It just occurred to me this morning that any American who was ten years old in 2008 will be 18 when President Obama leaves office. The only President they will have really known will be an African American President. That is astounding.

Even though Barack Obama has been our President for four years, I still sometimes pause and think about the historical significance of that. That we have our first African American President still seems unbelievable to me after so many decades of institutionalized racism, brutal racial conflict, divisive segregation, pernicious stereotyping, etc. My eyes still get misty when I pause and think about all the ugly past that America had to "shake off" to be able to elect Barack Obama. But in 2016, when Obama's eight years as President comes to an end and those ten year-old children turn 18, their view of an African American President will be something along the lines of "meh".

I imagine the difference in perception between that generation and us older Americans will be similar to the difference between those who can remember when baseball and other sports were segregated and those of us who can't. When I started watching baseball in the late sixties and early seventies it was already integrated and although I was aware of the struggles of African Americans to break through the color barrier, for me that was something to read about in history books.  The idea of segregated baseball in the seventies seemed laughably absurd to me. Not having lived through that struggle, I could not fully appreciate it.

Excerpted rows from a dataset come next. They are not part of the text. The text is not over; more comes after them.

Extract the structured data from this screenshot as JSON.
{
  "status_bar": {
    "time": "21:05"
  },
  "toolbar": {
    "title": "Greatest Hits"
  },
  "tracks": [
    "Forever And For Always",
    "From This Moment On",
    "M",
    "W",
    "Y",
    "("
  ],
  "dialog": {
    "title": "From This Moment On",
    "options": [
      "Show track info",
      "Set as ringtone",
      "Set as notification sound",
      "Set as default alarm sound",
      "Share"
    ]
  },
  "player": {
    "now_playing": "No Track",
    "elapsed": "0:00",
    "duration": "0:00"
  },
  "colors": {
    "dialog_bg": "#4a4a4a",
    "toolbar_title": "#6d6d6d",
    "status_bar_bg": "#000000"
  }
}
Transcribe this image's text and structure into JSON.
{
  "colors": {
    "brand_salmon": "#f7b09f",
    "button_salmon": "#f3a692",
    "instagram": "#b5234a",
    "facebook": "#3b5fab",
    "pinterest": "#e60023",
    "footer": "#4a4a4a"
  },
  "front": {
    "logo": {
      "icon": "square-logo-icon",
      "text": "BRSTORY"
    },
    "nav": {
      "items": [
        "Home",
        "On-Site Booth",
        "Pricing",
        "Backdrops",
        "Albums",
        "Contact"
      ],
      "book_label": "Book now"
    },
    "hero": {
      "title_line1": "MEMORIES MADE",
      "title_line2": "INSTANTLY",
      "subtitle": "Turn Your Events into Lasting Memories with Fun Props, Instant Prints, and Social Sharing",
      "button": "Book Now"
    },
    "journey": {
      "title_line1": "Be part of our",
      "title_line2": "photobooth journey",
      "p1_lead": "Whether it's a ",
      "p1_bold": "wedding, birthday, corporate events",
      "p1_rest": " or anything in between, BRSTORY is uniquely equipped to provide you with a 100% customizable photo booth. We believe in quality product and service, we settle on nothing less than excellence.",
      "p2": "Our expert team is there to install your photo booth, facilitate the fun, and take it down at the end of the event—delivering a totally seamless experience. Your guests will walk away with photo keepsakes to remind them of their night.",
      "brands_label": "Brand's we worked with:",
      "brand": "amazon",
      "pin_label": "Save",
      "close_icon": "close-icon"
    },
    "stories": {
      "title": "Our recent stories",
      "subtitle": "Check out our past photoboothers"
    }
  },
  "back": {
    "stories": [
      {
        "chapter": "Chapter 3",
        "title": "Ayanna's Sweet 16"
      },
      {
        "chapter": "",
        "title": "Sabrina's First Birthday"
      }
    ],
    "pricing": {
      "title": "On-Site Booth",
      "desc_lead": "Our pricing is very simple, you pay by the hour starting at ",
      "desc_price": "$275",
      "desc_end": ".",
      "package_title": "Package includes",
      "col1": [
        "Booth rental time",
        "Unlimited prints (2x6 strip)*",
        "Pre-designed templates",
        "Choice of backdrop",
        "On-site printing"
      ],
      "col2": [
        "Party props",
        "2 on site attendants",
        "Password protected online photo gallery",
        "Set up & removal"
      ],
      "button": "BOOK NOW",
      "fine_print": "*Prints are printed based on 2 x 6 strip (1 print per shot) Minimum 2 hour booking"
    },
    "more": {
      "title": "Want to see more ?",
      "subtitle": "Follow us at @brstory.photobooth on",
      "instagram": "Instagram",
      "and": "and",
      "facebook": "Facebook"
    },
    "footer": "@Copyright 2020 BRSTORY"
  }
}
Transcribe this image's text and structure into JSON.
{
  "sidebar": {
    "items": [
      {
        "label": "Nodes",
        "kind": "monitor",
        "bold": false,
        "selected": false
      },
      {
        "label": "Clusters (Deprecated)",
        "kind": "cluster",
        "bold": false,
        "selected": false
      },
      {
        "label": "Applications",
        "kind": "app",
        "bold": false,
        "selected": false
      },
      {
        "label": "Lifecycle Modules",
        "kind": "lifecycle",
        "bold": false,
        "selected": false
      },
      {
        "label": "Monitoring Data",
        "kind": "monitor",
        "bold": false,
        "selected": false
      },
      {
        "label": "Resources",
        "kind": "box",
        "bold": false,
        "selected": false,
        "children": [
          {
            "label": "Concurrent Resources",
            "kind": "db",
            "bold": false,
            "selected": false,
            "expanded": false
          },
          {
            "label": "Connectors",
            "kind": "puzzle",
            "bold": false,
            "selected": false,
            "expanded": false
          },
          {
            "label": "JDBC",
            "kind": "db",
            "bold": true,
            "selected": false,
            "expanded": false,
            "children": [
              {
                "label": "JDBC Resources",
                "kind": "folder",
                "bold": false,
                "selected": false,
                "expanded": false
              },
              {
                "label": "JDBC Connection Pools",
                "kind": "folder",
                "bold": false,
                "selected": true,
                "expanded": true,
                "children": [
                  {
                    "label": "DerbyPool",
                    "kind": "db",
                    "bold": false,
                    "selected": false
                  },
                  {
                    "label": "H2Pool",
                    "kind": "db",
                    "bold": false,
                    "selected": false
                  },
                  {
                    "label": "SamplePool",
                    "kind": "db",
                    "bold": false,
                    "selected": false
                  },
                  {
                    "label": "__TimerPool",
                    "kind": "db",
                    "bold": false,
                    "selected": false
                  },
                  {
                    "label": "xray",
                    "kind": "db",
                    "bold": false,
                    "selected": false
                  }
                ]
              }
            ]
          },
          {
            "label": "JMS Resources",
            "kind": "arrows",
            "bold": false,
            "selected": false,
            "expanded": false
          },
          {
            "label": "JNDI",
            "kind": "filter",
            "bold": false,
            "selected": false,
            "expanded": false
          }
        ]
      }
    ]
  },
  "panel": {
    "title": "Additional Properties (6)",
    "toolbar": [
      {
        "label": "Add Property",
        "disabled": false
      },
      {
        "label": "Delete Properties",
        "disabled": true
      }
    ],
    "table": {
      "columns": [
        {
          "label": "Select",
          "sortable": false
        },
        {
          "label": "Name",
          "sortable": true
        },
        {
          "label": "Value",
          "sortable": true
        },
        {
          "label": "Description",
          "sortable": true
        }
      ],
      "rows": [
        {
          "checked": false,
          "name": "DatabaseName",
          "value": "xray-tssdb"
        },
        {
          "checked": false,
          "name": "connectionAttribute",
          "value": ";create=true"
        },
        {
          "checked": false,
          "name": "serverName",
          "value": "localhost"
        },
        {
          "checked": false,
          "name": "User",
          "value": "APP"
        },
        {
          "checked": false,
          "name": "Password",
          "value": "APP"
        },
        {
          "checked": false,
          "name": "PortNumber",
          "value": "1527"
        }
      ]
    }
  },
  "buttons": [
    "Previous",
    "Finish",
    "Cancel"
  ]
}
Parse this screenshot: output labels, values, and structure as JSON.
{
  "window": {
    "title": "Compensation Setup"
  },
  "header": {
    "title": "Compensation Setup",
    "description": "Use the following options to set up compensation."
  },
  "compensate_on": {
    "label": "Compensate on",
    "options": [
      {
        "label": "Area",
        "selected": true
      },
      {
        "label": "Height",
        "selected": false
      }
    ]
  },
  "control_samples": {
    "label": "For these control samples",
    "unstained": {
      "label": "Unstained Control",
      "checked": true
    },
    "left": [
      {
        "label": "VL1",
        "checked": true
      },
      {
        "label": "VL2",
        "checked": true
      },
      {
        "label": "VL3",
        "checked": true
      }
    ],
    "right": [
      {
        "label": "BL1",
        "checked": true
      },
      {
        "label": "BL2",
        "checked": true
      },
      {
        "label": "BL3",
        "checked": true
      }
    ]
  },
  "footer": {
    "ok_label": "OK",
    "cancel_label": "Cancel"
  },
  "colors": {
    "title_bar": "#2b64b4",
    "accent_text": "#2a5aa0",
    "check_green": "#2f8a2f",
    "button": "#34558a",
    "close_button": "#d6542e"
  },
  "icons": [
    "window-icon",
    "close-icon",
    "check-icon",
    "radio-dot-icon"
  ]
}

And so in 2016, for those 18 year-old young adults and for others close to that age, the idea that an African American can't be elected President will seem absurd. The idea that race would disqualify a candidate will be laughable. Those will be worn-out ideas contained in history books. And what a wonderful thing that will be! That having an African American President will - for that generation and all generations that follow - be normal, is an astoundingly, unexpectedly, wonderful change in American society. I am so incredibly thankful to be living through this transformative era. We will never be the same again.